The same thing goes for Luwawu-Cabarrot. The French-born guard looked destined for big things within the organization when he finished his 2016-17 rookie season by averaging 18.3 points, 3.3 rebounds and 2.3 assists over the final month.
That level of production proved to be just one of several glimpses for Luwawu-Cabarrot as patellar tendinitis continually held him back. The knee pain popped up again for him during summer league last year and lingered into training camp, which put him behind the eight ball.
Luwawu-Cabarrot ended up playing in only 52 games as he drifted further and further out of the rotation to the point in which he was inactive on most nights toward the end of the season. He finished with an average of 6.1 points in 15.5 minutes a night on 37.5 percent shooting from the field and 33.5 from three-point range.
"We shut me down like maybe two months ago, and I feel really good right now," Luwawu-Cabarrot said during his exit interview.
The right now factor is key.

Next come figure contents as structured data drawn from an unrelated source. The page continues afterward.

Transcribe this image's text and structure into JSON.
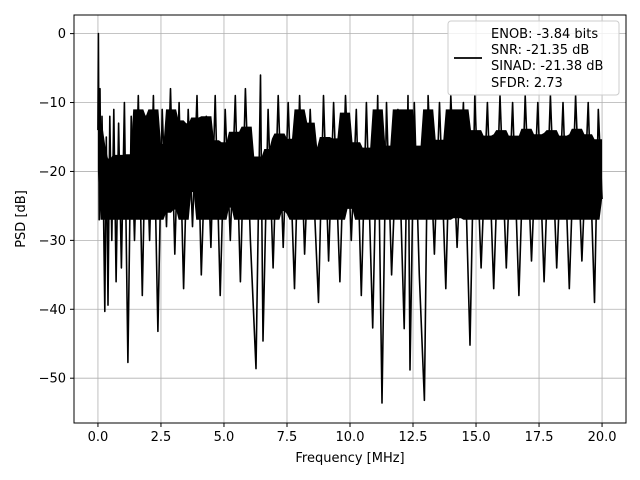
{
  "chart_data": {
    "type": "line",
    "xlabel": "Frequency [MHz]",
    "ylabel": "PSD [dB]",
    "xlim": [
      -0.95,
      20.95
    ],
    "ylim": [
      -56.5,
      2.7
    ],
    "x_ticks": [
      0.0,
      2.5,
      5.0,
      7.5,
      10.0,
      12.5,
      15.0,
      17.5,
      20.0
    ],
    "x_tick_labels": [
      "0.0",
      "2.5",
      "5.0",
      "7.5",
      "10.0",
      "12.5",
      "15.0",
      "17.5",
      "20.0"
    ],
    "y_ticks": [
      0,
      -10,
      -20,
      -30,
      -40,
      -50
    ],
    "y_tick_labels": [
      "0",
      "−10",
      "−20",
      "−30",
      "−40",
      "−50"
    ],
    "grid": true,
    "legend_position": "upper-right",
    "legend_lines": [
      "ENOB: -3.84 bits",
      "SNR: -21.35 dB",
      "SINAD: -21.38 dB",
      "SFDR: 2.73"
    ],
    "line_color": "#000000",
    "series": [
      {
        "points": [
          [
            0.0,
            -14.0
          ],
          [
            0.02,
            0.0
          ],
          [
            0.05,
            -27.0
          ],
          [
            0.08,
            -8.0
          ],
          [
            0.12,
            -25.0
          ],
          [
            0.16,
            -12.0
          ],
          [
            0.21,
            -22.0
          ],
          [
            0.27,
            -40.3
          ],
          [
            0.33,
            -15.0
          ],
          [
            0.4,
            -39.4
          ],
          [
            0.47,
            -12.0
          ],
          [
            0.55,
            -30.0
          ],
          [
            0.63,
            -11.0
          ],
          [
            0.72,
            -36.0
          ],
          [
            0.82,
            -13.0
          ],
          [
            0.93,
            -34.0
          ],
          [
            1.05,
            -10.0
          ],
          [
            1.19,
            -47.7
          ],
          [
            1.32,
            -12.0
          ],
          [
            1.45,
            -30.0
          ],
          [
            1.6,
            -9.0
          ],
          [
            1.76,
            -38.0
          ],
          [
            1.9,
            -12.0
          ],
          [
            2.05,
            -30.0
          ],
          [
            2.2,
            -9.0
          ],
          [
            2.38,
            -43.2
          ],
          [
            2.55,
            -11.0
          ],
          [
            2.72,
            -28.0
          ],
          [
            2.88,
            -8.0
          ],
          [
            3.05,
            -32.0
          ],
          [
            3.22,
            -10.0
          ],
          [
            3.4,
            -37.0
          ],
          [
            3.58,
            -11.0
          ],
          [
            3.75,
            -28.0
          ],
          [
            3.93,
            -9.0
          ],
          [
            4.1,
            -35.0
          ],
          [
            4.3,
            -12.0
          ],
          [
            4.48,
            -31.0
          ],
          [
            4.65,
            -9.0
          ],
          [
            4.85,
            -38.0
          ],
          [
            5.05,
            -11.0
          ],
          [
            5.25,
            -30.0
          ],
          [
            5.45,
            -9.0
          ],
          [
            5.65,
            -36.0
          ],
          [
            5.85,
            -8.0
          ],
          [
            6.05,
            -30.0
          ],
          [
            6.27,
            -48.6
          ],
          [
            6.45,
            -6.0
          ],
          [
            6.55,
            -44.6
          ],
          [
            6.75,
            -11.0
          ],
          [
            6.95,
            -34.0
          ],
          [
            7.15,
            -9.0
          ],
          [
            7.35,
            -31.0
          ],
          [
            7.55,
            -10.0
          ],
          [
            7.8,
            -37.0
          ],
          [
            8.0,
            -9.0
          ],
          [
            8.2,
            -32.0
          ],
          [
            8.42,
            -11.0
          ],
          [
            8.75,
            -39.0
          ],
          [
            8.95,
            -9.0
          ],
          [
            9.15,
            -33.0
          ],
          [
            9.35,
            -10.0
          ],
          [
            9.6,
            -36.0
          ],
          [
            9.82,
            -9.0
          ],
          [
            10.05,
            -30.0
          ],
          [
            10.25,
            -11.0
          ],
          [
            10.45,
            -38.0
          ],
          [
            10.65,
            -10.0
          ],
          [
            10.9,
            -42.7
          ],
          [
            11.1,
            -9.0
          ],
          [
            11.27,
            -53.6
          ],
          [
            11.45,
            -10.0
          ],
          [
            11.65,
            -35.0
          ],
          [
            11.9,
            -11.0
          ],
          [
            12.15,
            -42.8
          ],
          [
            12.3,
            -9.0
          ],
          [
            12.38,
            -48.8
          ],
          [
            12.55,
            -10.0
          ],
          [
            12.75,
            -35.0
          ],
          [
            12.95,
            -53.2
          ],
          [
            13.1,
            -9.0
          ],
          [
            13.35,
            -32.0
          ],
          [
            13.55,
            -10.0
          ],
          [
            13.8,
            -37.0
          ],
          [
            14.0,
            -9.0
          ],
          [
            14.25,
            -31.0
          ],
          [
            14.5,
            -10.0
          ],
          [
            14.76,
            -45.2
          ],
          [
            14.95,
            -9.0
          ],
          [
            15.2,
            -34.0
          ],
          [
            15.45,
            -10.0
          ],
          [
            15.7,
            -37.0
          ],
          [
            15.95,
            -9.0
          ],
          [
            16.2,
            -34.0
          ],
          [
            16.45,
            -10.0
          ],
          [
            16.7,
            -38.0
          ],
          [
            16.95,
            -9.0
          ],
          [
            17.2,
            -33.0
          ],
          [
            17.45,
            -10.0
          ],
          [
            17.7,
            -36.0
          ],
          [
            17.95,
            -9.0
          ],
          [
            18.2,
            -34.0
          ],
          [
            18.45,
            -10.0
          ],
          [
            18.7,
            -37.0
          ],
          [
            18.95,
            -9.0
          ],
          [
            19.2,
            -33.0
          ],
          [
            19.45,
            -10.0
          ],
          [
            19.7,
            -39.0
          ],
          [
            19.85,
            -11.0
          ],
          [
            20.0,
            -24.0
          ]
        ]
      }
    ]
  }
}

There weren't enough times when the 23-year-old felt good enough to display the burst that made the Sixers use the No. 24 pick on him in 2016.
With both Anderson and Luwawu-Cabarrot dealing with separate injuries, the up-and-coming Sixers knew they needed to address their bench. That's why the team aggressively targeted Marco Belinelli on the buyout market and the veteran guard was able to instantly slide into a sixth-man role for the squad.
The Sixers weren't about to wait for the duo to get things together then and Thursday's trade shows they're not about to wait now.
Not for players of this caliber, anyway.